Introduction
Sequential Decision Making
There are many tasks in which an agent needs to "sequentially" decide which one of the many possible actions it should take. For example consider the following cliff-problem:
There is a 4x12 grid. The task is simple: the agent (that little elf-looking guy) needs to move from the starting point at [3, 0] to the goal at [3, 11] without falling off the cliff.
Clearly, to solve the challenge, the agent must "decide" at each step "which one direction to move in" out of all possible directions. The sequence formed by the directions chosen by the agent at each step, during its journey from initial to final position, constitutes a solution path. Obviously, there can be many such solution-paths (all not necessarily optimal[1]) One such path is shown below:
Reinforcement Learning is one way to solve such kind of 'sequential decision making' problems.

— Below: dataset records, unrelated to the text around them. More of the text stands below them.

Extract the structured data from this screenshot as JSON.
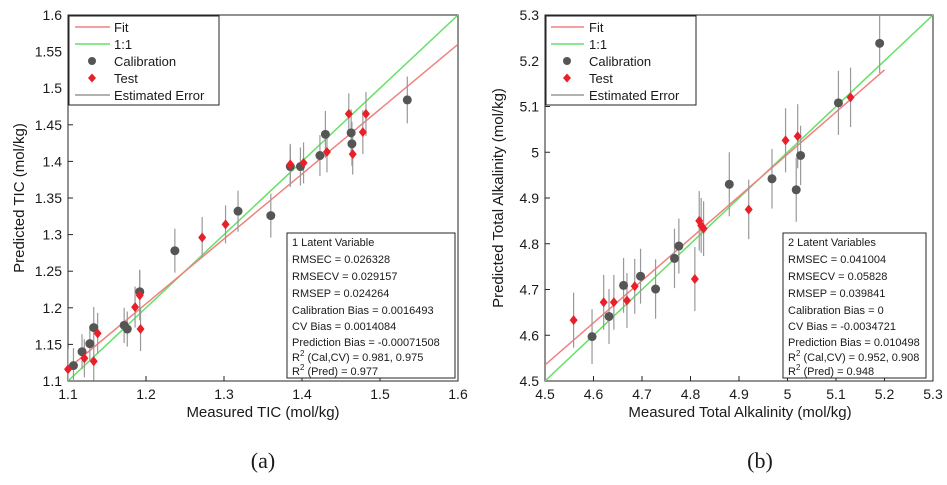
{
  "chart_data": [
    {
      "type": "scatter",
      "caption": "(a)",
      "xlabel": "Measured TIC (mol/kg)",
      "ylabel": "Predicted TIC (mol/kg)",
      "xlim": [
        1.1,
        1.6
      ],
      "ylim": [
        1.1,
        1.6
      ],
      "x_ticks": [
        "1.1",
        "1.2",
        "1.3",
        "1.4",
        "1.5",
        "1.6"
      ],
      "y_ticks": [
        "1.1",
        "1.15",
        "1.2",
        "1.25",
        "1.3",
        "1.35",
        "1.4",
        "1.45",
        "1.5",
        "1.55",
        "1.6"
      ],
      "grid": false,
      "legend_position": "top-left",
      "legend": [
        "Fit",
        "1:1",
        "Calibration",
        "Test",
        "Estimated Error"
      ],
      "colors": {
        "fit": "#f08080",
        "one_to_one": "#66e066",
        "calibration": "#555555",
        "test": "#e8202a",
        "error": "#999999"
      },
      "fit_line": {
        "x": [
          1.09,
          1.6
        ],
        "y": [
          1.108,
          1.56
        ]
      },
      "one_to_one_line": {
        "x": [
          1.09,
          1.6
        ],
        "y": [
          1.09,
          1.6
        ]
      },
      "series": [
        {
          "name": "Calibration",
          "marker": "circle",
          "x": [
            1.107,
            1.118,
            1.128,
            1.133,
            1.172,
            1.176,
            1.192,
            1.237,
            1.318,
            1.36,
            1.385,
            1.398,
            1.423,
            1.43,
            1.463,
            1.464,
            1.535
          ],
          "y": [
            1.121,
            1.14,
            1.151,
            1.173,
            1.176,
            1.171,
            1.222,
            1.278,
            1.332,
            1.326,
            1.393,
            1.393,
            1.408,
            1.437,
            1.439,
            1.424,
            1.484
          ],
          "err": [
            0.024,
            0.024,
            0.024,
            0.028,
            0.024,
            0.024,
            0.03,
            0.03,
            0.028,
            0.03,
            0.028,
            0.026,
            0.028,
            0.032,
            0.032,
            0.03,
            0.032
          ]
        },
        {
          "name": "Test",
          "marker": "diamond",
          "x": [
            1.1,
            1.121,
            1.133,
            1.138,
            1.186,
            1.192,
            1.193,
            1.272,
            1.302,
            1.385,
            1.402,
            1.432,
            1.46,
            1.465,
            1.478,
            1.482
          ],
          "y": [
            1.116,
            1.131,
            1.127,
            1.165,
            1.201,
            1.217,
            1.171,
            1.296,
            1.314,
            1.396,
            1.398,
            1.413,
            1.465,
            1.41,
            1.44,
            1.465
          ],
          "err": [
            0.028,
            0.026,
            0.026,
            0.028,
            0.028,
            0.034,
            0.03,
            0.028,
            0.026,
            0.028,
            0.028,
            0.028,
            0.028,
            0.028,
            0.03,
            0.03
          ]
        }
      ],
      "stats": {
        "lines": [
          "1 Latent Variable",
          "RMSEC = 0.026328",
          "RMSECV = 0.029157",
          "RMSEP = 0.024264",
          "Calibration Bias = 0.0016493",
          "CV Bias = 0.0014084",
          "Prediction Bias = -0.00071508"
        ],
        "r2_cal_prefix": "R",
        "r2_cal_sup": "2",
        "r2_cal_rest": " (Cal,CV) = 0.981, 0.975",
        "r2_pred_prefix": "R",
        "r2_pred_sup": "2",
        "r2_pred_rest": " (Pred) = 0.977"
      }
    },
    {
      "type": "scatter",
      "caption": "(b)",
      "xlabel": "Measured Total Alkalinity (mol/kg)",
      "ylabel": "Predicted Total Alkalinity (mol/kg)",
      "xlim": [
        4.5,
        5.3
      ],
      "ylim": [
        4.5,
        5.3
      ],
      "x_ticks": [
        "4.5",
        "4.6",
        "4.7",
        "4.8",
        "4.9",
        "5",
        "5.1",
        "5.2",
        "5.3"
      ],
      "y_ticks": [
        "4.5",
        "4.6",
        "4.7",
        "4.8",
        "4.9",
        "5",
        "5.1",
        "5.2",
        "5.3"
      ],
      "grid": false,
      "legend_position": "top-left",
      "legend": [
        "Fit",
        "1:1",
        "Calibration",
        "Test",
        "Estimated Error"
      ],
      "colors": {
        "fit": "#f08080",
        "one_to_one": "#66e066",
        "calibration": "#555555",
        "test": "#e8202a",
        "error": "#999999"
      },
      "fit_line": {
        "x": [
          4.5,
          5.2
        ],
        "y": [
          4.535,
          5.18
        ]
      },
      "one_to_one_line": {
        "x": [
          4.5,
          5.3
        ],
        "y": [
          4.5,
          5.3
        ]
      },
      "series": [
        {
          "name": "Calibration",
          "marker": "circle",
          "x": [
            4.597,
            4.632,
            4.662,
            4.697,
            4.728,
            4.767,
            4.776,
            4.88,
            4.968,
            5.018,
            5.027,
            5.105,
            5.19
          ],
          "y": [
            4.597,
            4.641,
            4.709,
            4.729,
            4.701,
            4.768,
            4.795,
            4.93,
            4.942,
            4.918,
            4.993,
            5.108,
            5.238
          ],
          "err": [
            0.06,
            0.06,
            0.06,
            0.06,
            0.065,
            0.065,
            0.06,
            0.07,
            0.065,
            0.07,
            0.065,
            0.07,
            0.065
          ]
        },
        {
          "name": "Test",
          "marker": "diamond",
          "x": [
            4.559,
            4.621,
            4.642,
            4.669,
            4.685,
            4.809,
            4.818,
            4.822,
            4.827,
            4.92,
            4.996,
            5.021,
            5.13
          ],
          "y": [
            4.633,
            4.672,
            4.672,
            4.676,
            4.707,
            4.723,
            4.85,
            4.84,
            4.833,
            4.875,
            5.026,
            5.035,
            5.12
          ],
          "err": [
            0.06,
            0.06,
            0.06,
            0.06,
            0.06,
            0.07,
            0.065,
            0.06,
            0.06,
            0.065,
            0.07,
            0.07,
            0.065
          ]
        }
      ],
      "stats": {
        "lines": [
          "2 Latent Variables",
          "RMSEC = 0.041004",
          "RMSECV = 0.05828",
          "RMSEP = 0.039841",
          "Calibration Bias = 0",
          "CV Bias = -0.0034721",
          "Prediction Bias = 0.010498"
        ],
        "r2_cal_prefix": "R",
        "r2_cal_sup": "2",
        "r2_cal_rest": " (Cal,CV) = 0.952, 0.908",
        "r2_pred_prefix": "R",
        "r2_pred_sup": "2",
        "r2_pred_rest": " (Pred) = 0.948"
      }
    }
  ]
}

Methods of Solving Sequential Decision Making Problems
- Explicit Programming
- Supervised learning
- Optimization
- Planning
- Reinforcement Learning
What is Reinforcement Learning (RL)?
In the layman terms, RL is a way to learn sequential decision making using experience (or trial & error)
- No supervision is available to get the training. Learning happens via trial & error.
- Decisions are to be taken one after the other. These are called 'sequential decisions'.
- A decision taken in the very beginning can lead to a sub-optimal solution at the end. We call this as 'delayed reward'.